In 2010, Republicans won control of the House of Representatives. One of the Republicans re-elected that year was Mike Pence, for a sixth term. During his campaign, Pence gave major speeches about the presidency and the Constitution, a key point of which was that President Obama was a poor president and that the country needed a new one.
I interviewed Pence about his views on the presidency and Obama’s exercise of the office for an article I wrote for the magazine late in 2010—which we have posted now that the presumptive nominee Donald Trump has picked Pence as his running mate.
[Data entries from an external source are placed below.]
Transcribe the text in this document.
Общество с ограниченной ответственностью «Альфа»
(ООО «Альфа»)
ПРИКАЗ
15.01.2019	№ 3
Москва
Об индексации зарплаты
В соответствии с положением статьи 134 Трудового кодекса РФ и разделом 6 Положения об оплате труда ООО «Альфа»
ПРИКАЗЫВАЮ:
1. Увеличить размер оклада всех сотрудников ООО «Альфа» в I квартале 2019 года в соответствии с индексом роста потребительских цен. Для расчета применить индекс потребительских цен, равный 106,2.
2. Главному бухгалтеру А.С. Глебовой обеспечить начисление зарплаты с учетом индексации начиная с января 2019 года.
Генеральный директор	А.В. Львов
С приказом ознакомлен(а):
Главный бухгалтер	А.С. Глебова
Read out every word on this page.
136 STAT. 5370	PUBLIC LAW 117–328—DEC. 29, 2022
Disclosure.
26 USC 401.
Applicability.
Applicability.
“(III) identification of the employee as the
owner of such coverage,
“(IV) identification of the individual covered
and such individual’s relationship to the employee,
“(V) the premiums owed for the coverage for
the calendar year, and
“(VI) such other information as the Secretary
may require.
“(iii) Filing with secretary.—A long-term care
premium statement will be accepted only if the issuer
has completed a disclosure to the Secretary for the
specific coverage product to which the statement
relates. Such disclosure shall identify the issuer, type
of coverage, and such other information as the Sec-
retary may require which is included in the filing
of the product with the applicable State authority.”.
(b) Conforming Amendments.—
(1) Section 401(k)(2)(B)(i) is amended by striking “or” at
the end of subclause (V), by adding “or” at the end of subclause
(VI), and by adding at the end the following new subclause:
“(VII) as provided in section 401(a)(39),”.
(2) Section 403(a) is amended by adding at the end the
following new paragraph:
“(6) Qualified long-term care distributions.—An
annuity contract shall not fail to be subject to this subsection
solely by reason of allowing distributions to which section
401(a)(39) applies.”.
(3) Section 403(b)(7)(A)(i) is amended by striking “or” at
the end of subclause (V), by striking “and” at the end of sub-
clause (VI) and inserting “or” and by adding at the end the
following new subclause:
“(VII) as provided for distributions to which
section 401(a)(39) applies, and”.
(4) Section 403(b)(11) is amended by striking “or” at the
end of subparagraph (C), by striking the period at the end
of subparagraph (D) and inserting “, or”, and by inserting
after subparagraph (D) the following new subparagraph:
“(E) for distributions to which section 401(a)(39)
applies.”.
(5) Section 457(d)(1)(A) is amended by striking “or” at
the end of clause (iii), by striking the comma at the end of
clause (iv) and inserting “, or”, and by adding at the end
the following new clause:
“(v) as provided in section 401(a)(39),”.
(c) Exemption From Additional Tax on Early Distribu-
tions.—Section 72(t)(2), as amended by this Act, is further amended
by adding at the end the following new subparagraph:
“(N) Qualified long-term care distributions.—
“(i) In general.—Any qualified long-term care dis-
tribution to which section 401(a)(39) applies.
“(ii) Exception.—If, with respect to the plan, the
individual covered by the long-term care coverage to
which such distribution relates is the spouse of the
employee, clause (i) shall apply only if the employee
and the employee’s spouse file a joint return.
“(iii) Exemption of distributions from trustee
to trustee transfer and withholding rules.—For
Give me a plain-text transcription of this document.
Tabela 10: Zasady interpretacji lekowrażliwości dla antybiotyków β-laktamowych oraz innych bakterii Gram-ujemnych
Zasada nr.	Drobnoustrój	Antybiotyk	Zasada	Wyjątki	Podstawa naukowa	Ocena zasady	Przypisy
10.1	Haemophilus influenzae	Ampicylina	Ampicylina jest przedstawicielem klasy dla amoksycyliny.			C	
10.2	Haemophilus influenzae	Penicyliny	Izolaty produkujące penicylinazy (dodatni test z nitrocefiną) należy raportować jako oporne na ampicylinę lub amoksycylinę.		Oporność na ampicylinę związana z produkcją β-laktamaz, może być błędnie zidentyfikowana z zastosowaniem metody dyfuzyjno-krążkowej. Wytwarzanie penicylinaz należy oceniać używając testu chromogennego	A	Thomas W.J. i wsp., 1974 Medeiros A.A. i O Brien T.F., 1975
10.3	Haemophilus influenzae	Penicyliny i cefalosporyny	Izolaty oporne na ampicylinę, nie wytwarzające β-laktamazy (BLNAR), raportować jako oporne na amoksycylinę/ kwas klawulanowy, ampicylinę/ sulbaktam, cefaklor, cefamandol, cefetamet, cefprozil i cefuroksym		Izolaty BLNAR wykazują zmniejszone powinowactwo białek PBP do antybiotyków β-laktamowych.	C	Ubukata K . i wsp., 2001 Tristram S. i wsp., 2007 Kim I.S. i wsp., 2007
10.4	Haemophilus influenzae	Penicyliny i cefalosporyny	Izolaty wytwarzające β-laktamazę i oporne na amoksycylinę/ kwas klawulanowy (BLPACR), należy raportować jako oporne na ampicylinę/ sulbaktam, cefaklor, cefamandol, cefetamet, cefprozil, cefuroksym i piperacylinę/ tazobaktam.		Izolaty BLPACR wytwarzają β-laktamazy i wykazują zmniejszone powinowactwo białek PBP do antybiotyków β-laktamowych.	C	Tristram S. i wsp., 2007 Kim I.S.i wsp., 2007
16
Looking again at that piece today, I am struck by Pence’s criticism of Obama for having appeared on so many media programs, including even America’s Most Wanted, as to become a “ubiquitous figure in the popular culture.” For Pence, ubiquity of this sort is not good for the presidency or the country. A president, he said in one his speeches, should “know when to withdraw, to hold back, and to forgo attention, publicity, or advantage.” For Pence, the presidency is best served by someone who refuses to see it—or himself—as the center of American life, and who instead takes a “half step back” and lets “America be the lead story.”
Trump spent years becoming “a ubiquitous figure in the popular culture.” If he were elected, would he “forgo attention, publicity or advantage” and let America be “the lead story”? Or would he be so full of himself as to drive his vice president crazy?
So did Pence in 2010 frame a question that voters will have to mull as Election Day draws near.